When a virus uncoats its genome after it infects a cell, the cell theoretically has a golden opportunity to attack the unprotected genome before it starts the process of making viral-specific products that cause problems in the cell.
Researchers at Colorado State University have recently discovered a mechanism by which several viruses specifically suppress aspects of the cell in order to stabilize their nucleic acids to promote an efficient infection. This finding has revealed a prospective 'Achilles' heel' for viruses that has significant therapeutic potential.
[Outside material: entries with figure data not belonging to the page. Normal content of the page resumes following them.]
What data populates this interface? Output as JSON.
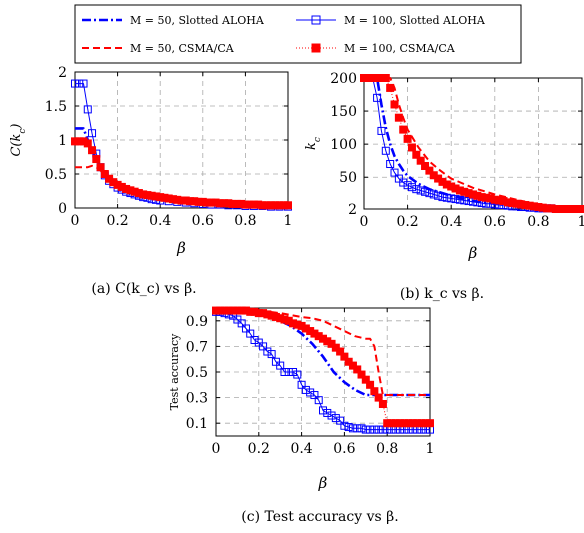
{
  "legend": [
    {
      "label": "M = 50, Slotted ALOHA",
      "color": "#0000ff",
      "dash": "9,3,2,3",
      "marker": "none",
      "width": 2.6
    },
    {
      "label": "M = 100, Slotted ALOHA",
      "color": "#0000ff",
      "dash": "",
      "marker": "square-open",
      "width": 1
    },
    {
      "label": "M = 50, CSMA/CA",
      "color": "#ff0000",
      "dash": "7,4",
      "marker": "none",
      "width": 2
    },
    {
      "label": "M = 100, CSMA/CA",
      "color": "#ff0000",
      "dash": "1,2",
      "marker": "square-filled",
      "width": 1
    }
  ],
  "chart_data": [
    {
      "type": "line",
      "ylabel": "C(k_c)",
      "xlabel": "β",
      "caption": "(a) C(k_c) vs β.",
      "xlim": [
        0,
        1
      ],
      "ylim": [
        0,
        2
      ],
      "xticks": [
        "0",
        "0.2",
        "0.4",
        "0.6",
        "0.8",
        "1"
      ],
      "yticks": [
        "0",
        "0.5",
        "1",
        "1.5",
        "2"
      ],
      "grid": true,
      "series": [
        {
          "name": "M = 50, Slotted ALOHA",
          "x": [
            0,
            0.02,
            0.04,
            0.06,
            0.08,
            0.1,
            0.12,
            0.14,
            0.16,
            0.2,
            0.25,
            0.3,
            0.4,
            0.5,
            0.6,
            0.7,
            0.8,
            0.9,
            1.0
          ],
          "y": [
            1.17,
            1.17,
            1.17,
            1.0,
            0.85,
            0.72,
            0.6,
            0.5,
            0.42,
            0.33,
            0.25,
            0.19,
            0.12,
            0.08,
            0.06,
            0.04,
            0.03,
            0.02,
            0.02
          ]
        },
        {
          "name": "M = 100, Slotted ALOHA",
          "x": [
            0,
            0.02,
            0.04,
            0.06,
            0.08,
            0.1,
            0.12,
            0.14,
            0.16,
            0.18,
            0.2,
            0.22,
            0.24,
            0.26,
            0.28,
            0.3,
            0.32,
            0.34,
            0.36,
            0.38,
            0.4,
            0.44,
            0.48,
            0.52,
            0.56,
            0.6,
            0.64,
            0.68,
            0.72,
            0.76,
            0.8,
            0.84,
            0.88,
            0.92,
            0.96,
            1.0
          ],
          "y": [
            1.83,
            1.83,
            1.83,
            1.45,
            1.1,
            0.8,
            0.6,
            0.48,
            0.4,
            0.35,
            0.3,
            0.27,
            0.24,
            0.22,
            0.2,
            0.18,
            0.16,
            0.15,
            0.13,
            0.12,
            0.11,
            0.1,
            0.09,
            0.08,
            0.07,
            0.06,
            0.05,
            0.05,
            0.04,
            0.04,
            0.03,
            0.03,
            0.03,
            0.02,
            0.02,
            0.02
          ]
        },
        {
          "name": "M = 50, CSMA/CA",
          "x": [
            0,
            0.02,
            0.04,
            0.06,
            0.08,
            0.1,
            0.12,
            0.14,
            0.16,
            0.2,
            0.25,
            0.3,
            0.4,
            0.5,
            0.6,
            0.7,
            0.8,
            0.9,
            1.0
          ],
          "y": [
            0.6,
            0.6,
            0.6,
            0.6,
            0.62,
            0.6,
            0.55,
            0.48,
            0.42,
            0.34,
            0.26,
            0.2,
            0.13,
            0.09,
            0.06,
            0.05,
            0.04,
            0.03,
            0.03
          ]
        },
        {
          "name": "M = 100, CSMA/CA",
          "x": [
            0,
            0.02,
            0.04,
            0.06,
            0.08,
            0.1,
            0.12,
            0.14,
            0.16,
            0.18,
            0.2,
            0.22,
            0.24,
            0.26,
            0.28,
            0.3,
            0.32,
            0.34,
            0.36,
            0.38,
            0.4,
            0.42,
            0.44,
            0.46,
            0.48,
            0.5,
            0.52,
            0.54,
            0.56,
            0.58,
            0.6,
            0.62,
            0.64,
            0.66,
            0.68,
            0.7,
            0.72,
            0.74,
            0.76,
            0.78,
            0.8,
            0.82,
            0.84,
            0.86,
            0.88,
            0.9,
            0.92,
            0.94,
            0.96,
            0.98,
            1.0
          ],
          "y": [
            0.98,
            0.98,
            0.98,
            0.95,
            0.85,
            0.72,
            0.6,
            0.5,
            0.43,
            0.38,
            0.34,
            0.31,
            0.28,
            0.26,
            0.24,
            0.22,
            0.2,
            0.19,
            0.18,
            0.17,
            0.16,
            0.15,
            0.14,
            0.13,
            0.12,
            0.11,
            0.11,
            0.1,
            0.1,
            0.09,
            0.09,
            0.08,
            0.08,
            0.08,
            0.07,
            0.07,
            0.07,
            0.06,
            0.06,
            0.06,
            0.05,
            0.05,
            0.05,
            0.05,
            0.04,
            0.04,
            0.04,
            0.04,
            0.04,
            0.04,
            0.04
          ]
        }
      ]
    },
    {
      "type": "line",
      "ylabel": "k_c",
      "xlabel": "β",
      "caption": "(b) k_c vs β.",
      "xlim": [
        0,
        1
      ],
      "ylim": [
        2,
        200
      ],
      "xticks": [
        "0",
        "0.2",
        "0.4",
        "0.6",
        "0.8",
        "1"
      ],
      "yticks": [
        "2",
        "50",
        "100",
        "150",
        "200"
      ],
      "grid": true,
      "series": [
        {
          "name": "M = 50, Slotted ALOHA",
          "x": [
            0,
            0.04,
            0.06,
            0.08,
            0.1,
            0.12,
            0.14,
            0.16,
            0.18,
            0.2,
            0.25,
            0.3,
            0.4,
            0.5,
            0.6,
            0.7,
            0.8,
            0.9,
            1.0
          ],
          "y": [
            200,
            200,
            200,
            160,
            125,
            100,
            82,
            70,
            60,
            52,
            40,
            32,
            22,
            14,
            10,
            6,
            3,
            2,
            2
          ]
        },
        {
          "name": "M = 100, Slotted ALOHA",
          "x": [
            0,
            0.02,
            0.04,
            0.06,
            0.08,
            0.1,
            0.12,
            0.14,
            0.16,
            0.18,
            0.2,
            0.22,
            0.24,
            0.26,
            0.28,
            0.3,
            0.32,
            0.34,
            0.36,
            0.38,
            0.4,
            0.42,
            0.44,
            0.46,
            0.48,
            0.5,
            0.52,
            0.54,
            0.56,
            0.58,
            0.6,
            0.62,
            0.64,
            0.66,
            0.68,
            0.7,
            0.72,
            0.74,
            0.76,
            0.78,
            0.8,
            0.82,
            0.84,
            0.86,
            0.88,
            0.9,
            0.92,
            0.94,
            0.96,
            0.98,
            1.0
          ],
          "y": [
            200,
            200,
            200,
            170,
            120,
            90,
            70,
            57,
            48,
            42,
            38,
            35,
            32,
            30,
            28,
            26,
            24,
            22,
            20,
            19,
            18,
            17,
            16,
            15,
            14,
            13,
            12,
            11,
            10,
            10,
            9,
            8,
            8,
            7,
            6,
            6,
            5,
            5,
            4,
            4,
            3,
            3,
            3,
            3,
            2,
            2,
            2,
            2,
            2,
            2,
            2
          ]
        },
        {
          "name": "M = 50, CSMA/CA",
          "x": [
            0,
            0.1,
            0.12,
            0.14,
            0.16,
            0.18,
            0.2,
            0.25,
            0.3,
            0.35,
            0.4,
            0.5,
            0.6,
            0.7,
            0.8,
            0.9,
            1.0
          ],
          "y": [
            200,
            200,
            200,
            185,
            160,
            140,
            122,
            95,
            74,
            60,
            48,
            34,
            24,
            16,
            8,
            3,
            2
          ]
        },
        {
          "name": "M = 100, CSMA/CA",
          "x": [
            0,
            0.02,
            0.04,
            0.06,
            0.08,
            0.1,
            0.12,
            0.14,
            0.16,
            0.18,
            0.2,
            0.22,
            0.24,
            0.26,
            0.28,
            0.3,
            0.32,
            0.34,
            0.36,
            0.38,
            0.4,
            0.42,
            0.44,
            0.46,
            0.48,
            0.5,
            0.52,
            0.54,
            0.56,
            0.58,
            0.6,
            0.62,
            0.64,
            0.66,
            0.68,
            0.7,
            0.72,
            0.74,
            0.76,
            0.78,
            0.8,
            0.82,
            0.84,
            0.86,
            0.88,
            0.9,
            0.92,
            0.94,
            0.96,
            0.98,
            1.0
          ],
          "y": [
            200,
            200,
            200,
            200,
            200,
            200,
            185,
            160,
            140,
            122,
            108,
            95,
            84,
            75,
            67,
            60,
            53,
            48,
            43,
            39,
            36,
            33,
            30,
            28,
            26,
            24,
            22,
            20,
            19,
            18,
            16,
            15,
            14,
            12,
            11,
            10,
            9,
            8,
            7,
            6,
            5,
            4,
            3,
            3,
            2,
            2,
            2,
            2,
            2,
            2,
            2
          ]
        }
      ]
    },
    {
      "type": "line",
      "ylabel": "Test accuracy",
      "xlabel": "β",
      "caption": "(c) Test accuracy vs β.",
      "xlim": [
        0,
        1
      ],
      "ylim": [
        0,
        1
      ],
      "xticks": [
        "0",
        "0.2",
        "0.4",
        "0.6",
        "0.8",
        "1"
      ],
      "yticks": [
        "0.1",
        "0.3",
        "0.5",
        "0.7",
        "0.9"
      ],
      "grid": true,
      "series": [
        {
          "name": "M = 50, Slotted ALOHA",
          "x": [
            0,
            0.05,
            0.1,
            0.15,
            0.2,
            0.25,
            0.3,
            0.35,
            0.4,
            0.45,
            0.5,
            0.55,
            0.6,
            0.65,
            0.7,
            0.75,
            0.8,
            0.85,
            0.9,
            0.95,
            1.0
          ],
          "y": [
            0.98,
            0.98,
            0.97,
            0.96,
            0.95,
            0.93,
            0.9,
            0.86,
            0.8,
            0.72,
            0.62,
            0.5,
            0.42,
            0.36,
            0.32,
            0.32,
            0.32,
            0.32,
            0.32,
            0.32,
            0.32
          ]
        },
        {
          "name": "M = 100, Slotted ALOHA",
          "x": [
            0,
            0.02,
            0.04,
            0.06,
            0.08,
            0.1,
            0.12,
            0.14,
            0.16,
            0.18,
            0.2,
            0.22,
            0.24,
            0.26,
            0.28,
            0.3,
            0.32,
            0.34,
            0.36,
            0.38,
            0.4,
            0.42,
            0.44,
            0.46,
            0.48,
            0.5,
            0.52,
            0.54,
            0.56,
            0.58,
            0.6,
            0.62,
            0.64,
            0.66,
            0.68,
            0.7,
            0.72,
            0.74,
            0.76,
            0.78,
            0.8,
            0.82,
            0.84,
            0.86,
            0.88,
            0.9,
            0.92,
            0.94,
            0.96,
            0.98,
            1.0
          ],
          "y": [
            0.97,
            0.97,
            0.96,
            0.95,
            0.94,
            0.91,
            0.88,
            0.84,
            0.8,
            0.75,
            0.73,
            0.7,
            0.66,
            0.64,
            0.58,
            0.55,
            0.5,
            0.5,
            0.5,
            0.48,
            0.4,
            0.36,
            0.34,
            0.32,
            0.28,
            0.2,
            0.18,
            0.16,
            0.14,
            0.12,
            0.08,
            0.07,
            0.06,
            0.06,
            0.06,
            0.05,
            0.05,
            0.05,
            0.05,
            0.05,
            0.05,
            0.05,
            0.05,
            0.05,
            0.05,
            0.05,
            0.05,
            0.05,
            0.05,
            0.05,
            0.05
          ]
        },
        {
          "name": "M = 50, CSMA/CA",
          "x": [
            0,
            0.1,
            0.2,
            0.3,
            0.4,
            0.45,
            0.5,
            0.55,
            0.6,
            0.65,
            0.7,
            0.72,
            0.74,
            0.76,
            0.78,
            0.8,
            0.85,
            0.9,
            0.95,
            1.0
          ],
          "y": [
            0.99,
            0.99,
            0.98,
            0.96,
            0.93,
            0.92,
            0.9,
            0.86,
            0.82,
            0.78,
            0.76,
            0.76,
            0.7,
            0.5,
            0.32,
            0.32,
            0.32,
            0.32,
            0.32,
            0.32
          ]
        },
        {
          "name": "M = 100, CSMA/CA",
          "x": [
            0,
            0.02,
            0.04,
            0.06,
            0.08,
            0.1,
            0.12,
            0.14,
            0.16,
            0.18,
            0.2,
            0.22,
            0.24,
            0.26,
            0.28,
            0.3,
            0.32,
            0.34,
            0.36,
            0.38,
            0.4,
            0.42,
            0.44,
            0.46,
            0.48,
            0.5,
            0.52,
            0.54,
            0.56,
            0.58,
            0.6,
            0.62,
            0.64,
            0.66,
            0.68,
            0.7,
            0.72,
            0.74,
            0.76,
            0.78,
            0.8,
            0.82,
            0.84,
            0.86,
            0.88,
            0.9,
            0.92,
            0.94,
            0.96,
            0.98,
            1.0
          ],
          "y": [
            0.98,
            0.98,
            0.98,
            0.98,
            0.98,
            0.98,
            0.98,
            0.98,
            0.97,
            0.97,
            0.96,
            0.96,
            0.95,
            0.94,
            0.93,
            0.92,
            0.91,
            0.9,
            0.88,
            0.87,
            0.86,
            0.84,
            0.82,
            0.8,
            0.78,
            0.76,
            0.74,
            0.72,
            0.69,
            0.66,
            0.62,
            0.58,
            0.55,
            0.52,
            0.48,
            0.44,
            0.4,
            0.35,
            0.3,
            0.25,
            0.1,
            0.1,
            0.1,
            0.1,
            0.1,
            0.1,
            0.1,
            0.1,
            0.1,
            0.1,
            0.1
          ]
        }
      ]
    }
  ]
}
In a partnership with Colorado State and the Rocky Mountain Regional Center of Excellence in Biodefense and Emerging Diseases, Bioo Scientific recently received a $1.25 million, 5 year grant award to develop novel methodologies and compounds that will specifically overcome this viral suppression mechanism and allow cells to effectively attack viral nucleic acids.
“We are pleased to be able to contribute our expertise in drug discovery and development to this project” said Dr. Lance Ford, Bioo’s VP for Research and Development.
“We are also very much looking forward to working with the cadre of biodefense-oriented microbiologists in the Rocky Mountain region. One aspect of the project that we find particularly exciting is that the treatments we will be developing could then be used to treat infections with multiple viruses of biodefense significance. Theoretically, the therapeutics could even be effective against rapidly evolving viruses like influenza,” Dr. Ford continued.